3. The wireless acquisition calculator device according to claim 2, wherein the acquisition assembly (300) comprises a bracket (310) and a rotating shaft (320), the bracket (310) is fixedly connected with the supporting shaft (220), the rotating shaft (320) is rotatably installed on the bracket (310), the rotating shaft (320) and the supporting shaft (220) are vertically distributed, one end of the rotating shaft (320) is connected with the acquisition module, the other end of the rotating shaft (320) is connected with the transmission assembly, and the transmission assembly and the adjusting assembly (200) are correspondingly arranged.

4. A wireless acquisition calculator device according to claim 3, wherein the transmission assembly comprises a gear (380) and a rack (370), the gear (380) is fixedly connected with the end part of the rotating shaft (320), the rack (370) is meshed with the gear (380), the rack (370) is vertically distributed with the rotating shaft (320) and the supporting shaft (220), the rack (370) is slidably mounted on the bracket (310) along the length direction of the rack, one end of the rack (370) is connected with a spring (390), the spring (390) is used for applying an elastic force pointing to the supporting shaft (220) to the rack (370), and the rack (370) and the adjusting assembly (200) are correspondingly arranged.

5. The wireless acquisition calculator device according to claim 4, wherein the end of the rack (370) far away from the spring (390) is provided with a passive member (360), and the passive member (360) and the adjusting assembly (200) are correspondingly arranged.

6. The wireless acquisition calculator device according to claim 5, wherein the acquisition module comprises an elastic telescopic rod group, the elastic telescopic rod group comprises a fixed sleeve rod (330), the fixed sleeve rod (330) is fixedly arranged at the end part of the rotating shaft (320), the fixed sleeve rod (330) and the rotating shaft (320) are vertically distributed, the fixed sleeve rod (330) is internally arranged on a telescopic rod (340), two ends of the telescopic rod (340) extend out of the fixed sleeve rod (330), one end of the telescopic rod (340) is arranged on the sensor (350), and the fixed sleeve rod (330) and the adjusting assembly (200) are correspondingly arranged.

7. The wireless acquisition calculator device according to claim 6, wherein the adjusting assembly (200) comprises a sleeve shaft (230), the sleeve shaft (230) is sleeved on the supporting shaft (220), an A trigger piece (231) and a B trigger piece (232) are installed on the sleeve shaft (230), the A trigger piece (231) and the driven piece (360) are correspondingly arranged, the B trigger piece (232) and the end part of the telescopic rod (340) are correspondingly arranged, the A trigger piece (231) is used for abutting against the driven piece (360), the driven piece (360) is driven to be far away from the supporting shaft (220), the B trigger piece (232) is used for abutting against the telescopic rod (340), and the telescopic rod (340) is driven to move downwards.

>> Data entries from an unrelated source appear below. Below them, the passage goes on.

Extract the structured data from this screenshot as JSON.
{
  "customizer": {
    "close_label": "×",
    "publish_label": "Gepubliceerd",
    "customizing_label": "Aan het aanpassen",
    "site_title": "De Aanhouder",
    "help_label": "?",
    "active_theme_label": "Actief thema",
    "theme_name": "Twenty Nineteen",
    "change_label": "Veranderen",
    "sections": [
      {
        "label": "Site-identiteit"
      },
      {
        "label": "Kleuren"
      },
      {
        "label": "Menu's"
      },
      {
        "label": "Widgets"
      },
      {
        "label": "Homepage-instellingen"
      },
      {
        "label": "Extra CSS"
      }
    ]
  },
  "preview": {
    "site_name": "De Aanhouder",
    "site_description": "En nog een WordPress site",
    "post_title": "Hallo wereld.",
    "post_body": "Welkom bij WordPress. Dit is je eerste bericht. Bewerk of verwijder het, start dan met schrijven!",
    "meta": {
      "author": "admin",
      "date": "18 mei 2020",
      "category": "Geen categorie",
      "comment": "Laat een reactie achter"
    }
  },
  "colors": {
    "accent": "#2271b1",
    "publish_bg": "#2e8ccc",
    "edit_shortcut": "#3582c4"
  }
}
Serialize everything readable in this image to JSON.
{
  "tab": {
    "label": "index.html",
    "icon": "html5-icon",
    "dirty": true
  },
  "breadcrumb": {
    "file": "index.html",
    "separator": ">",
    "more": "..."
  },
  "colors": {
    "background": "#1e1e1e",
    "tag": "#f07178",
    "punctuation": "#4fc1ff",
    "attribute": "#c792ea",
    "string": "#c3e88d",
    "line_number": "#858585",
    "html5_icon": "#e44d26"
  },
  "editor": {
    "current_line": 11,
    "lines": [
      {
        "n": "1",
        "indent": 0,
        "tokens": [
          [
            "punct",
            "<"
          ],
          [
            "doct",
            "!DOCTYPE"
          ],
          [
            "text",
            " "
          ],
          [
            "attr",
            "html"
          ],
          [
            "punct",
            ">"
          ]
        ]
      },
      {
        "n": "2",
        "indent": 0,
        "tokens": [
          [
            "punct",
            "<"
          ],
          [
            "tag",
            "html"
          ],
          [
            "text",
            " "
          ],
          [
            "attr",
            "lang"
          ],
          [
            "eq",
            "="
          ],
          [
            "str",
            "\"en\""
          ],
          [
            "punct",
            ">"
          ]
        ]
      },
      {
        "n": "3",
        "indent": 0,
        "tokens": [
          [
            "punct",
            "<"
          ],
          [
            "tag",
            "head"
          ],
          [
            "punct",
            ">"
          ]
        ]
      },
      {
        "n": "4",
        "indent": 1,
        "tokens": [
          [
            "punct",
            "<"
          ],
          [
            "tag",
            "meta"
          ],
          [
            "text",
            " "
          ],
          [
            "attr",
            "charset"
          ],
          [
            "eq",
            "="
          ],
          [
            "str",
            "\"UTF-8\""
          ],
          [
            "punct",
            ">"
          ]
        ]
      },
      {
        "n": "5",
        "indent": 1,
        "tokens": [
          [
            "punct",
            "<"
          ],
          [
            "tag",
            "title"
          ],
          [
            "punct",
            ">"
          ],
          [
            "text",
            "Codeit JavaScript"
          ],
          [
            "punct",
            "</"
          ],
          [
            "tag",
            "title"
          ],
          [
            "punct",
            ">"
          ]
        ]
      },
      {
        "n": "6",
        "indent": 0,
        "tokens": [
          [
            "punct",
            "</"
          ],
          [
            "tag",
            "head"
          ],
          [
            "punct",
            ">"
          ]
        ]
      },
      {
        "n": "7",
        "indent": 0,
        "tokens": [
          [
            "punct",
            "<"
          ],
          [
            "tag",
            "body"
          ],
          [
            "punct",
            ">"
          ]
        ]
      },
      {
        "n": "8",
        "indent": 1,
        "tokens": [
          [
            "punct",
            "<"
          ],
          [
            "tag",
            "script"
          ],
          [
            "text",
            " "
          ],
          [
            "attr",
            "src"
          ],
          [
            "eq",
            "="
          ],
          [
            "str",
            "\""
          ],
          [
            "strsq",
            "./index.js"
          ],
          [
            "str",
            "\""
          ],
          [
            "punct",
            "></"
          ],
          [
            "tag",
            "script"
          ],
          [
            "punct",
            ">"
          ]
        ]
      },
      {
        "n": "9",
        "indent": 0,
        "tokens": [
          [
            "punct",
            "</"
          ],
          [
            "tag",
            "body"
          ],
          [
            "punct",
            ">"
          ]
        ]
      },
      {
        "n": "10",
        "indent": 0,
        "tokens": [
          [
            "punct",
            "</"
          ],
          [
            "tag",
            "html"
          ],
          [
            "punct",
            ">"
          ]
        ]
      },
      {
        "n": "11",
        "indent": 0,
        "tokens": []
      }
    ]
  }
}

The sleeve shaft (230) is connected with the driving assembly (110), the driving assembly (110) is arranged on the supporting frame (100), and the driving assembly (110) is used for driving the sleeve shaft (230) to rotate.

8. The wireless acquisition calculator device of claim 7, wherein the a trigger (231) has an abutment ramp for urging the passive member (360) against the passive member (360) in a direction away from the support shaft (220), and an a-maintaining surface for maintaining the passive member (360) in a state away from the support shaft (220).

9. The wireless acquisition calculator device of claim 8, wherein the passive member has a ramp that mates with the abutment ramp.

10. The wireless acquisition calculator device of claim 7, wherein the B trigger (232) includes a push down ramp for urging the telescoping rod (340) downward against an end of the telescoping rod (340) and a B holding surface for holding the telescoping rod (340) in a depressed state.